Kendimi bildim bileli; devlet ve hükümet diye iki ayrı kavramı duymuşumdur.
Devlet; bürokrasi kesimini temsil eder,
Hükümet ise halkın seçtiği idareciler olarak ifade edilmiştir.
Yani, devlet halktan genelde kopuk olmuştur.
Genel dememdeki maksat, kendisini milletin emrine amade eden bürokratları tenzih ettiğimdendir.
Az da olsa bu anlamda bürokratlarımız mevcut.
Geldiği yeri unutmayan, kendini milletle bir tutan, aldığı maaşın hakkını veren, kısacası meşgul ettikleri masaları, egolarını tatmin etme yeri olarak görmeyen bürokratlarımızda mevcut.
Sayıları az da olsa bu tür bürokratların yüzü suyu hürmetine, en kutsalımız olan devletimiz, onca entrikalara rağmen hala dimdik ayakta durabiliyor.

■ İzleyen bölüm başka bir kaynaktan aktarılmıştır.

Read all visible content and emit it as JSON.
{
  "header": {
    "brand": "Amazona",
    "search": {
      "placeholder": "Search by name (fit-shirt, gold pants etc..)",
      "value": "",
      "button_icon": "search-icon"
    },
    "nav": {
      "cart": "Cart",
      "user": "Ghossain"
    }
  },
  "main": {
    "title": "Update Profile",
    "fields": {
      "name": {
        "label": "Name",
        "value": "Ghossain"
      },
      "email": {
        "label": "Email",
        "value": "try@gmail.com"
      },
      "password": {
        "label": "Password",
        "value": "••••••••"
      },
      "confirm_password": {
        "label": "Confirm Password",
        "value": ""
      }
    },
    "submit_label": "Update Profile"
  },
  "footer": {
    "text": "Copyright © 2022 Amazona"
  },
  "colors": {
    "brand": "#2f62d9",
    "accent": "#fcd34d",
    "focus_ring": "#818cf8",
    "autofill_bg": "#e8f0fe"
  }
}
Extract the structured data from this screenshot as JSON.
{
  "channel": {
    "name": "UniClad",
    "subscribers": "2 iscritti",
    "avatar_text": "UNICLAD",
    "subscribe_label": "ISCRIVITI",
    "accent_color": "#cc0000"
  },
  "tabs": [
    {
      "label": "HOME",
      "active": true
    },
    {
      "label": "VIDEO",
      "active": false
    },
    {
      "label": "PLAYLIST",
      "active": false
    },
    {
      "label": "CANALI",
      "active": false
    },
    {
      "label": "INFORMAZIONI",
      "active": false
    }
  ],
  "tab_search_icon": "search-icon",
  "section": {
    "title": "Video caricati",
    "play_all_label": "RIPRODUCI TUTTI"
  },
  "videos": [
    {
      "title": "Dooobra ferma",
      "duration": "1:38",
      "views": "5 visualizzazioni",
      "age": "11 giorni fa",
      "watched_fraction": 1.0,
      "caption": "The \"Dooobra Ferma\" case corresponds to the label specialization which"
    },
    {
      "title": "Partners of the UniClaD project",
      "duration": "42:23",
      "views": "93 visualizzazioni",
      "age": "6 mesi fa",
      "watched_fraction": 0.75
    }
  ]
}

Peki, geriye kalan kendini devlet olarak gören, ama halktan kopuk aynı zamanda halkın parasıyla hayatını daim eden bürokratlar ne yapıyor.
Masalarında oturarak, her türlü dedikoduyu yapıyorlar, iş üretmemek için akla hayale gelmeyecek her türlü bahaneleri ortaya seriyorlar.
Halkın seçtiği idarecileri sıradan görüyorlar.
Çünkü halkı yok sayıyorlar.
Halkın yok sayıldığı bir yerde, halkın seçtiği idarecilerde onların gözünde sıradan olması kadar normal bir şey olamaz.
Bunu örneklendirecek olursak, ülkemiz Uluslararası Atom Enerji Ajansı’na 1957 yılında üye olur. O günden bugüne sürekli nükleer santral yapmak ister. Ancak hükümetlerin hiç biri bürokratik engelleri bir türlü aşamaz. En acı gerçeklerden bir tanesi de şöyle gelişir.
Devrin Başbakanı Rahmetli Turgut Özal’ın Enerji Santralının kurulması ile ilgili Fransızca olan bir metni Türkçeye çevirmek ister. Bürokrasi, -“hayır” sizin çeviri yapmanızla olmaz. Bu çeviriyi bizim yapmamız gerekir- der. Rahmetli Özal, -peki- der. Ve üzerinden koskocaman dört sene geçer, ancak çeviri yapılır. Ama yine ömür yetmez. Proje askıya alınır. Ta ki, 2015 yılına kadar. Akkuyu Nükleer Santral Projesi’nin temeli atılır. 2020 yılında da resmi açılışın yapılması bekleniyor. 1957 yılı ile 2020 yılı arasındaki farkı artık siz düşünün.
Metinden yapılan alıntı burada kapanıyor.